Factors affecting the gamma interferon test in the detection of bovine tuberculosis in cattle

The gamma interferon (IFN-γ) test used in the detection of tuberculosis in cattle was developed in the early 1990s. ¹⁵ Subsequently, there has been widespread use of this test as an ancillary procedure to intradermal skin testing. New Zealand was the first country to use the IFN-γ test as a routine procedure in a bovine tuberculosis control program. ⁸ Validation studies were carried out in New Zealand to determine how best this test could be adapted to meet the local conditions, including the transport of samples to a central laboratory and the use of the caudal fold skin test. ¹² The major modification to the test was to process blood samples up to 30 h postcollection, enabling the use of overnight courier services for the forwarding of samples to a central laboratory. In response to a concern that prior skin testing could affect the responses to the IFN-γ test, routine testing was restricted to 8 d following caudal fold skin testing. This condition was based on limited studies ¹¹ that found inhibition of responses immediately following skin testing. Further studies have cast doubt on the effects of skin testing on IFN-γ responses. ¹⁴ A confounding factor was whether cattle were tested with the comparative cervical skin test, which used bovine and avian purified protein derivatives (PPDs), or the caudal fold test, which used only bovine PPD. In a 2010 review, ¹⁴ a need was identified for further studies investigating the effect of skin testing on IFN-γ testing. We therefore investigated factors that could be modified to make the test more practicable, including prior skin testing and delays in the processing of blood samples. Currently, delays in overnight courier deliveries result in some samples arriving at the laboratory >30 h postcollection, which requires animals to be rebled. These effects were examined using both experimentally and naturally infected cattle.

Twenty-four 15-mo-old, Friesian-cross, female cattle were obtained from a herd that was accredited free of tuberculosis and came from areas in New Zealand where both farmed animals and wildlife were free of bovine tuberculosis. The cattle were moved to a biocontainment unit where they grazed on pasture. Twelve of the heifers were randomly selected and challenged with 5,000 colony-forming units of Mycobacterium bovis using the standard intratracheal inoculation procedure. ³ The other 12 heifers were kept in isolation as uninfected controls. The final group consisted of 16 mature Friesian dairy cattle that came from a herd known to be infected with M. bovis and had a positive caudal fold skin test. This final group was retested 15 d later using a IFN-γ test ^a with avian and bovine PPDs ^b and early secretory antigenic target protein 6/culture filtrate protein 10 (ESAT6/CFP10). ^c The heifers were then moved to a biocontainment unit where they grazed on pasture.

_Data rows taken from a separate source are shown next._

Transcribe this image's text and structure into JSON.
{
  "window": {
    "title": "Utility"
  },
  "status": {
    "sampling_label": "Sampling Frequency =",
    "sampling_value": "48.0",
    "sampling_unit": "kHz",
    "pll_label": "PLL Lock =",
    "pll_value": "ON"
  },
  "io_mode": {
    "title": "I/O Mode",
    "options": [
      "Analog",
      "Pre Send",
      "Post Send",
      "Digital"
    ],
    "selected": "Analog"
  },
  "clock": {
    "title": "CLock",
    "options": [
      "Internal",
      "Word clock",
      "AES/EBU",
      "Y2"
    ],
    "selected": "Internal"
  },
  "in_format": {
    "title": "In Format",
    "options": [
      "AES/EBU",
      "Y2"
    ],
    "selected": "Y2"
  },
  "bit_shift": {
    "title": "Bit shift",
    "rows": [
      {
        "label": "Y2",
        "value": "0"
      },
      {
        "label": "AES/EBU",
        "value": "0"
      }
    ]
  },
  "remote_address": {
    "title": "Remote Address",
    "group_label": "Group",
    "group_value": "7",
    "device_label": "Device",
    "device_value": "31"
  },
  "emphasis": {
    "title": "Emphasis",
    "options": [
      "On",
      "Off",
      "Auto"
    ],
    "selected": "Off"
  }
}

The experimentally and naturally infected cattle kept at the containment unit were skin tested by a licensed animal technician from AsureQuality by intradermal injection of bovine PPD ^d into the caudal fold. The skin tests were read 3 d postinjection (dpi), and the changes in skin thickness were measured with calipers. Any increase in skin thickness in comparison with the opposite caudal fold was regarded as a positive response. The experimentally infected cattle were skin tested 14 wk after inoculation with M. bovis.

Heparinized blood samples were taken on the day of tuberculin injection, 3 d later when the skin test was read, and 11–19 dpi. They were tested using procedures described previously. ¹² The antigens used in the IFN-γ test were bovine and avian PPDs (22 μg/mL final concentration) and a combination of ESAT6 and CFP10 ^c (4 μg/mL final concentration). Phosphate-buffered saline was added to the blood sample for the negative control. The incubation of blood cultures was standardized to 18 h, and plasmas from the same animal were assayed for IFN-γ on the same enzyme-linked immunosorbent assay (ELISA) plate in order to eliminate any between-plate variation. Results are expressed as optical densities (OD) at 450 nm. The standard criteria used for designating positive responses were as follows: for the PPDs, bovine PPD minus avian PPD ≥0.100 OD₄₅₀ (standard interpretation) and bovine PPD minus avian PPD ≥0.04 OD₄₅₀ (modified interpretation); and ESAT6/CFP10 minus negative control ≥0.040 OD₄₅₀ (standard interpretation) for the refined antigens (https://goo.gl/cBP3lQ).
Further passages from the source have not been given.